I don't think it's 'better to be dhimmi than dead' becasuse a) I think 'dhimmi' is a horrible word, used in a similar manner to the term 'n*gger lover' and I do not accept the premise that would lead me to believe that such a thing exists in the same way Melanie Phillips does, and; b) because I do not think that 'resisting the irrational belief at the heart of the Islamic jihad' (which is a nicer way of saying 'being nasty and paranoid about Muslims') would lead to my death. Mel seems to be doing alright out of it.

It's not that I'm not prepared to die for any cause. I'm not prepared to die for your cause. Because it's not noble. It's imaginary racist shite.

But this is my favourite bit:
The Islamists, whose shrewdness and perspicacity are consistently overlooked by racist European liberals who believe that Arabs and Muslims are too backward to have anything intelligent to say [...]
HA HA HA HA HA HA HA! [PANT!] HA HAHA HA HA HA HAHAHA HA HA! [PANTPANTPANT!] NO, STOPPIT! [PANT!] HA HA HA HA HA HA HAAAAAAH! I think a bit of wee came out.

Because we don't accept that the Muslims are evil and shrewd and plotting to take over the world, we're racist?

Quick heads up. It's not because we don't think they're clever enough, you numpty! It's because we don't think they're inherently evil! This is like saying, 'You're racist for not believing black people are resourceful enough to be muggers!' or, 'You're anti-semetic because you think Jews lack the shrewdness and perspicacity to be able to engage in a global conspiracy!' It's too funny.

And another thing, when anyone says Mel's racist for saying nasty things about Muslims, she argures that she can't be because, 'Islam is not a race but a religion.' But when she says her opponents do it, it suddenly becomes racist to criticise Muslims. Make your bloody mind up!
(Plus, it is bloody racist. Bartlett's Bizarre Bazaar has a good post on the subject).

At this point though, I've started to wonder whether Phillips herself believes this idiotic nonsense. It's become like watching some bloody medium on Living, where the only relevant question is not whether they can talk to the dead, but whether they know they can't. Does she know this is complete cack, or is she deluded enough to actually believe it?


2 comments:

Andrew Bartlett said...

Mel's view of Muslims most certainly is racist. When she talks about demographic threats, she is talking about her fear of brown-skinned babies.

I wrote about this here.

Five Chinese Crackers said...

Oh, I don't doubt that for a second - I was just repeating her own defence.

The 'Islam is not a race' argument slips quite often, like it does here.

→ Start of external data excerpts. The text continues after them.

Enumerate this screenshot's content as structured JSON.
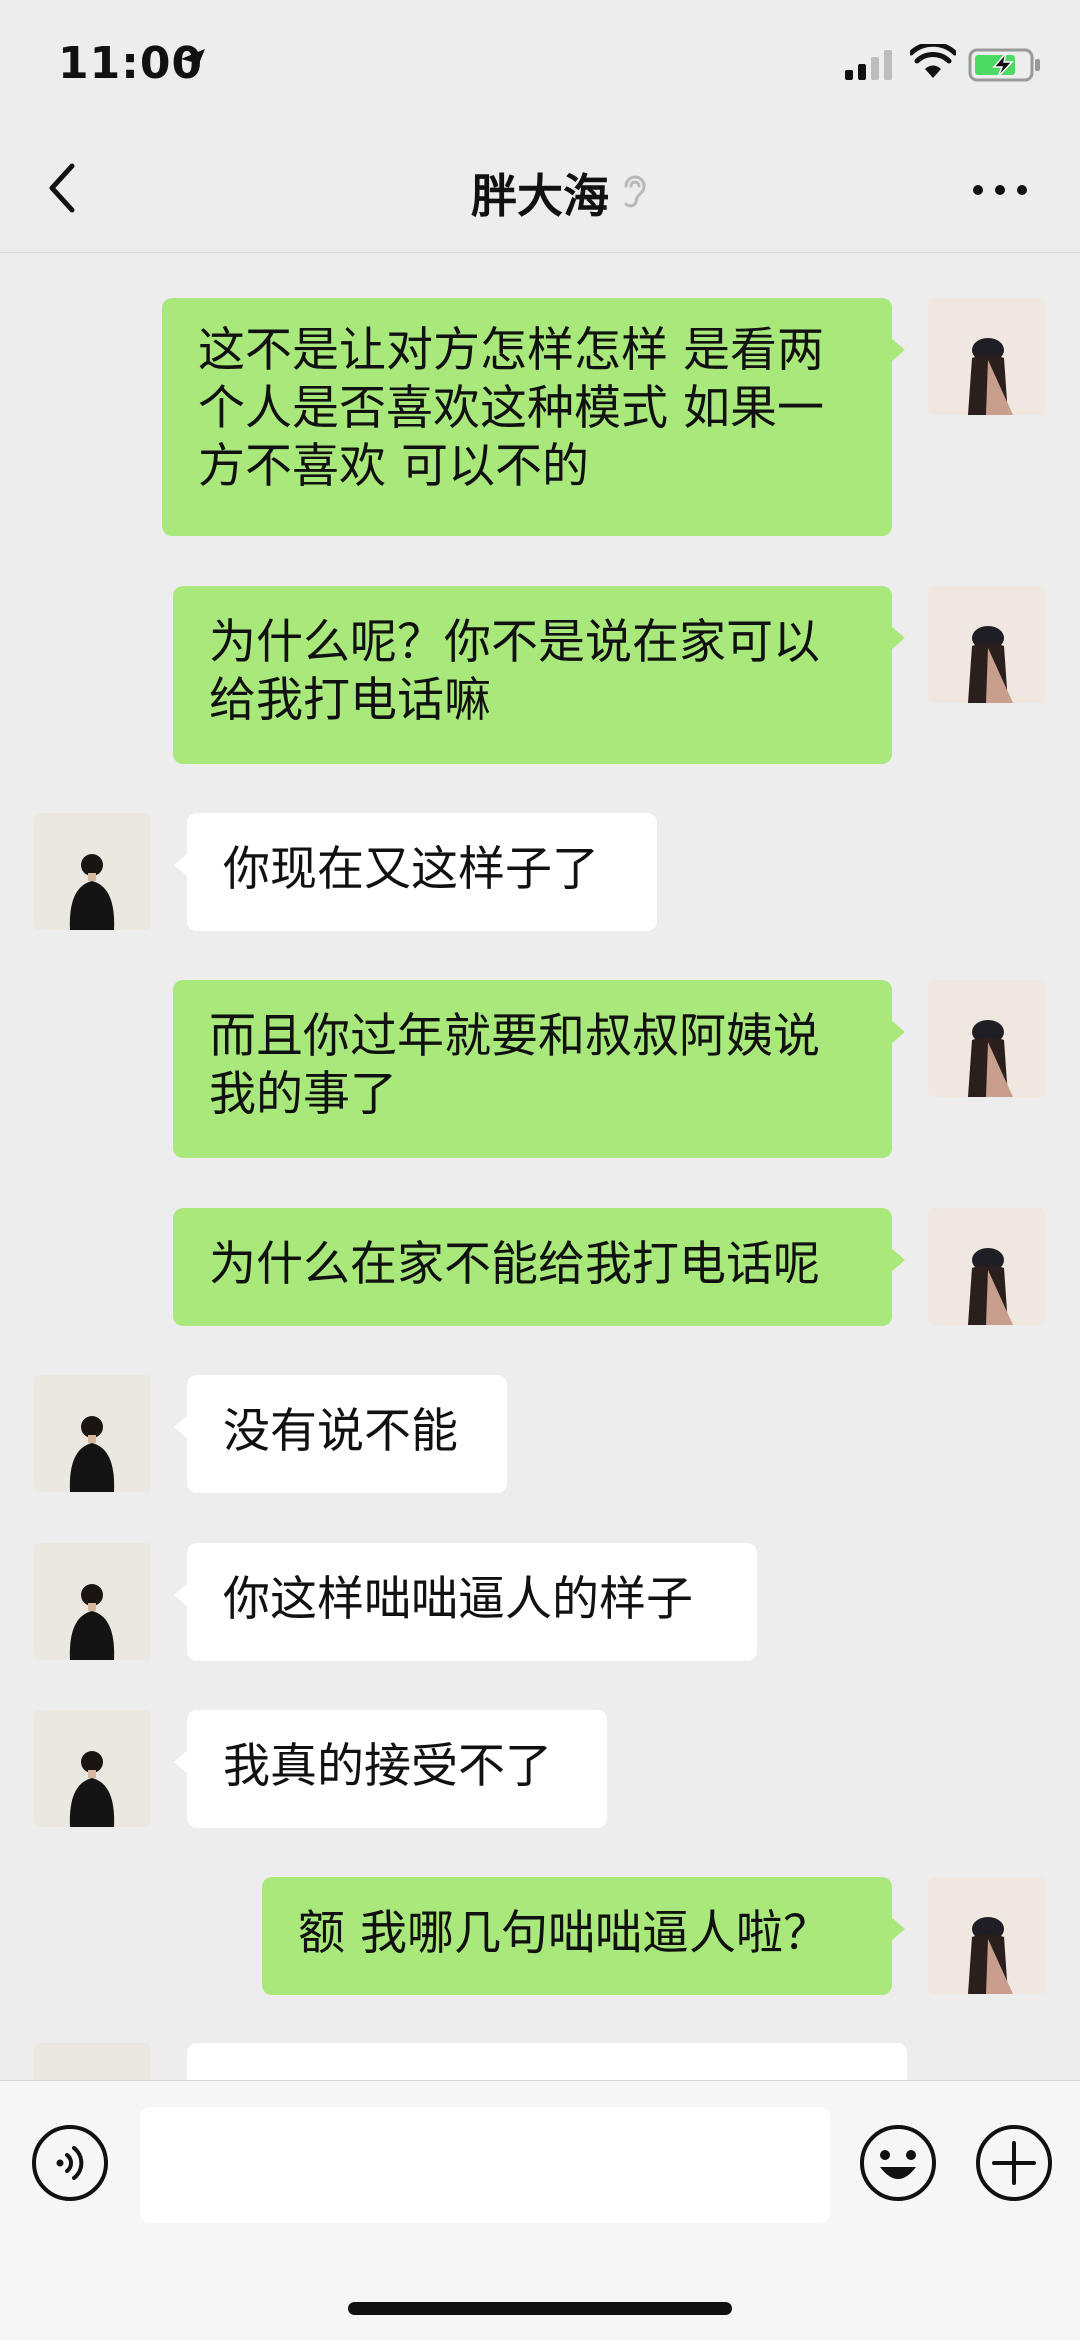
{
  "status": {
    "time": "11:00"
  },
  "nav": {
    "title": "胖大海"
  },
  "messages": [
    {
      "from": "me",
      "text": "这不是让对方怎样怎样 是看两个人是否喜欢这种模式 如果一方不喜欢 可以不的"
    },
    {
      "from": "me",
      "text": "为什么呢？你不是说在家可以给我打电话嘛"
    },
    {
      "from": "other",
      "text": "你现在又这样子了"
    },
    {
      "from": "me",
      "text": "而且你过年就要和叔叔阿姨说我的事了"
    },
    {
      "from": "me",
      "text": "为什么在家不能给我打电话呢"
    },
    {
      "from": "other",
      "text": "没有说不能"
    },
    {
      "from": "other",
      "text": "你这样咄咄逼人的样子"
    },
    {
      "from": "other",
      "text": "我真的接受不了"
    },
    {
      "from": "me",
      "text": "额 我哪几句咄咄逼人啦？"
    },
    {
      "from": "other",
      "text": ""
    }
  ],
  "input": {
    "value": ""
  },
  "colors": {
    "me_bubble": "#a9e97b",
    "other_bubble": "#ffffff",
    "background": "#ededed"
  }
}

The Mail's headline after Aishah Azmi lost her case mentioned it being an important decision for race relations despite using the 'religion not a race' argument. The Telegraph had an interview with Shabina Begum earlier this year that accidentally said, "There you have the dilemma for British Asian youth: the veil of Islam versus the exposure of BBC1"

I think some quotation marks and a quick edit might be called for though. And a link. Thanks.